Last update: 7 Março 2016
Introdução
A tomada de decisão num sistema de saúde, que seja informada pela ATS, não é diferente de qualquer outro tipo de tomada de decisão em saúde que afete diretamente os doentes. Os sistemas de saúde que funcionam numa democracia liberal geralmente esforçam-se para garantir que as pessoas têm a capacidade de alcançar os seus objetivos em termos de saúde. Normalmente, os objetivos de um sistema de saúde são:
- adequação e equidade no acesso,
- proteção dos cidadãos contra impactos financeiros prejudiciais associados ao pagamento dos serviços de saúde,
- liberdade de escolha dos doentes,
- adequada autonomia (independência) para os prestadores e
- responsabilidade fiscal.
Princípios éticos na tomada de decisão dos sistemas de saúde
Os objetivos acima descritos refletem os princípios éticos subjacentes comuns a muitos sistemas de saúde. Quatro princípios éticos, em particular, são geralmente especificados na tomada de decisão dos sistemas de saúde:
- Respeito pela autonomia: Reconhecimento dos direitos dos indivíduos para fazer escolhas informadas e independentes sobre cuidados de saúde, promoção da saúde e proteção da saúde. Tal leva ao conceito de “escolha do doente”. O princípio ético do respeito pela autonomia não pode, no entanto, ser aplicado universalmente ou independentemente de outros valores sociais.

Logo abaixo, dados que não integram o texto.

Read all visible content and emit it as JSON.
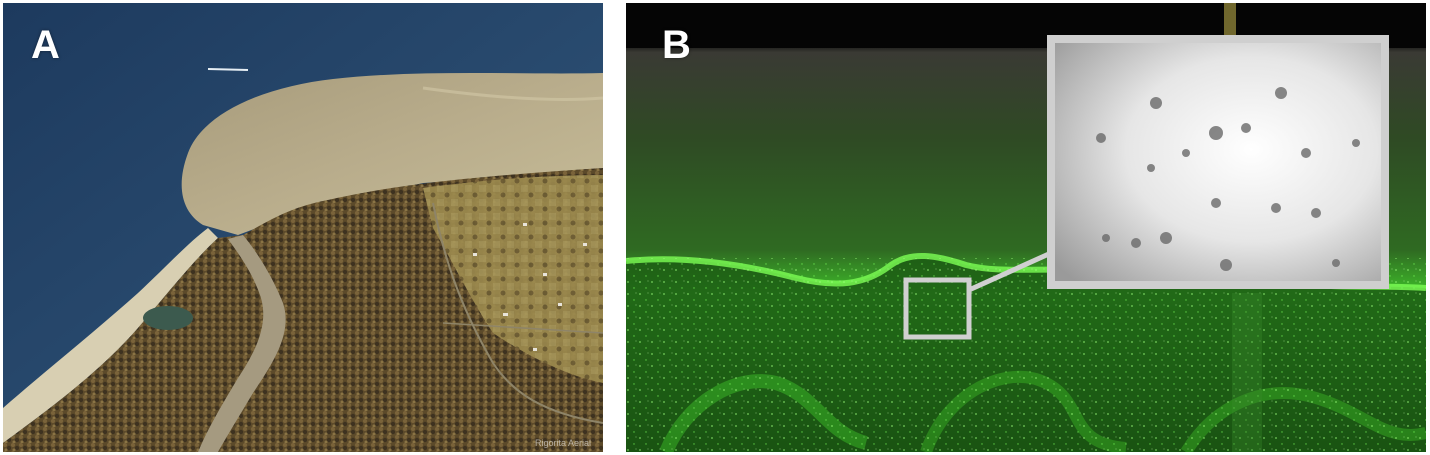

- Não maleficência (“não fazer mal”): A obrigação de não causar dano (físico ou psicológico). Uma vez que qualquer tratamento ou intervenção pode potencialmente ter consequências adversas, pode ser necessário equilibrar os benefícios e os danos (riscos) no momento de decidir se uma intervenção é apropriada.
- Beneficência (“fazer bem”): A obrigação de beneficiar os indivíduos está intimamente relacionada com a não-maleficência. Como nenhuma intervenção clínica ou de saúde pública é sempre benéfica para todos, é o equilíbrio entre os benefícios e os danos que é geralmente mais relevante.
- Justiça: A prestação de serviços de forma justa e adequada. Este é um problema específico no domínio dos cuidados de saúde devido ao inevitável desequilíbrio entre a procura e os recursos. Existem dois modelos de justiça que se relacionam com a alocação justa e adequada dos recursos (chamada justiça distributiva), embora não exista atualmente nenhum consenso sobre qual destes dois modelos é melhor para a tomada de decisão.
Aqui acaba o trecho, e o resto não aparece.